Dear Editor,
According to a Dec. 9 article in VTDigger, a local slaughterhouse, Vermont Packinghouse, is under investigation again for cruelty to animals. Allegedly, workers failed to intervene when a truck driver unloading pigs kicked animals in the head and neck and shoved them off the back of the trailer. The pigs suffered heat stroke after an eight-hour journey from a New York farm.
Vermont Packinghouse claims it is taking corrective action to “uphold its commitment to humane animal handling.”
This statement from a slaughterhouse previously shut down for 15 noncompliance violations of federal and state animal welfare laws for improper stunning of pigs and sheep is outrageous. In each instance, employees failed to stun an animal effectively and render it immediately unconscious, as required under the federal Humane Methods of Slaughter Act. The “mis-stunned” animals tried to escape and had to be re-captured and stunned multiple times.

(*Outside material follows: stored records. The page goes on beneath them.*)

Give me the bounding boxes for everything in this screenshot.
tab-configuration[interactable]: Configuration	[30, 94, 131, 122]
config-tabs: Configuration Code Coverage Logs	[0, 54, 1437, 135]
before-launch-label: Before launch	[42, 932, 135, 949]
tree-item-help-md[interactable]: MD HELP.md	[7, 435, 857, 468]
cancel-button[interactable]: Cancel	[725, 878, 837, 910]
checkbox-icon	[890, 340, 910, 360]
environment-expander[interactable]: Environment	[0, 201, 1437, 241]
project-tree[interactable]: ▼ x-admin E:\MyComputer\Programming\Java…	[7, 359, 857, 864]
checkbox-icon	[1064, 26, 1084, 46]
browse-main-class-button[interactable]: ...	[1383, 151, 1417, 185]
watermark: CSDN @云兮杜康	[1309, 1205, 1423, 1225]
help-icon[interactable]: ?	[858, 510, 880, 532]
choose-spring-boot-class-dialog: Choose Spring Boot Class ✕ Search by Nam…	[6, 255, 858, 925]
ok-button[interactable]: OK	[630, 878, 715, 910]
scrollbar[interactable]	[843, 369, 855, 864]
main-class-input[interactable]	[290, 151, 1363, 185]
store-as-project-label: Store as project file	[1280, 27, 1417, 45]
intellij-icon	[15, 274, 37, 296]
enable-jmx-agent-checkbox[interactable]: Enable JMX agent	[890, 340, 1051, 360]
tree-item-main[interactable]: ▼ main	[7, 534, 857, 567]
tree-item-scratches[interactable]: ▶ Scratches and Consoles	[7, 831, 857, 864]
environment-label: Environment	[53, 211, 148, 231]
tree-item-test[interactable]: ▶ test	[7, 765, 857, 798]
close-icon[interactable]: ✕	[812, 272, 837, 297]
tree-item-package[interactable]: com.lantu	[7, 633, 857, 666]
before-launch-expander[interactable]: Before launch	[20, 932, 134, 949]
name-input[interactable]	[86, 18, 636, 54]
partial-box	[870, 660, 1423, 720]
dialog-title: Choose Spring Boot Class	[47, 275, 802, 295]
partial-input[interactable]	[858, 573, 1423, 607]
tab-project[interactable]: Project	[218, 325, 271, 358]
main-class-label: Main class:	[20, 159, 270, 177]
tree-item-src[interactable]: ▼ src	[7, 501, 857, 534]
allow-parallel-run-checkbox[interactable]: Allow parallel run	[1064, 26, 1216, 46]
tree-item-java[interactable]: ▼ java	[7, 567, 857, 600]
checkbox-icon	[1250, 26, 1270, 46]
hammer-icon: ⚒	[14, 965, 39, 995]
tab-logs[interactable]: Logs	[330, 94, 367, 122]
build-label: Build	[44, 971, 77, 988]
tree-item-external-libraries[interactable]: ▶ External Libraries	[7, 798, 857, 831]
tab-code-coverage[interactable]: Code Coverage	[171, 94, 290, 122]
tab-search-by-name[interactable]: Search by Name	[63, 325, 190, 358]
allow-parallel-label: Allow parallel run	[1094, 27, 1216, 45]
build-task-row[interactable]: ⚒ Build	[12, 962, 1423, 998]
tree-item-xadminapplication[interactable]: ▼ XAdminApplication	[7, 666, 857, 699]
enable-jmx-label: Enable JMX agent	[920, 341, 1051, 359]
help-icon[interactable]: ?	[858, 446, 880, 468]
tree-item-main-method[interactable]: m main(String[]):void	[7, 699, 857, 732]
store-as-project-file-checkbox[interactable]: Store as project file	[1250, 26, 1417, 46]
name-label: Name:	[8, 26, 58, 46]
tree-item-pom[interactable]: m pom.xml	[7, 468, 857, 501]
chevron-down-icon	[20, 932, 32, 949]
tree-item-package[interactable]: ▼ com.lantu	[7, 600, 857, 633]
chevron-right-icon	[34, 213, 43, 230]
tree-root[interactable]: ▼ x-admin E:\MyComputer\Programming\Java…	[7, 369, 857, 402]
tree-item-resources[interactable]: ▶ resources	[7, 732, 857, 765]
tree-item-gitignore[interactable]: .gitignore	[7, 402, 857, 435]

Vermont Packinghouse, local meat farms, and butcher shops use the word “humane” liberally to advertise their services and products. But labels do not always tell the truth.
“Food” animals, even locally raised ones, suffer all manner of cruelties from birth to death: Newborn dairy calves shiver alone in outdoor huts; pigs in double-decker trucks endure long-distance transport in extreme temperatures; terrified animals wait hours or days in slaughterhouse holding pens for their turn to die, etc. “Stunning” requires violence either by captive bolt, blow to the skull, or electrocution, and, as we know from Vermont Packinghouse’s prior offenses, it is easily botched.
Merriam-Webster defines “humane” as “marked by compassion, sympathy, or consideration.”Sympathy requires an ability to put oneself into the shoes of another. Killing animals for food is not a humane endeavor in which animals are treated with compassion. Vermont Packinghouse and local meat purveyors should lose the “humanely-produced” label and just call it meat.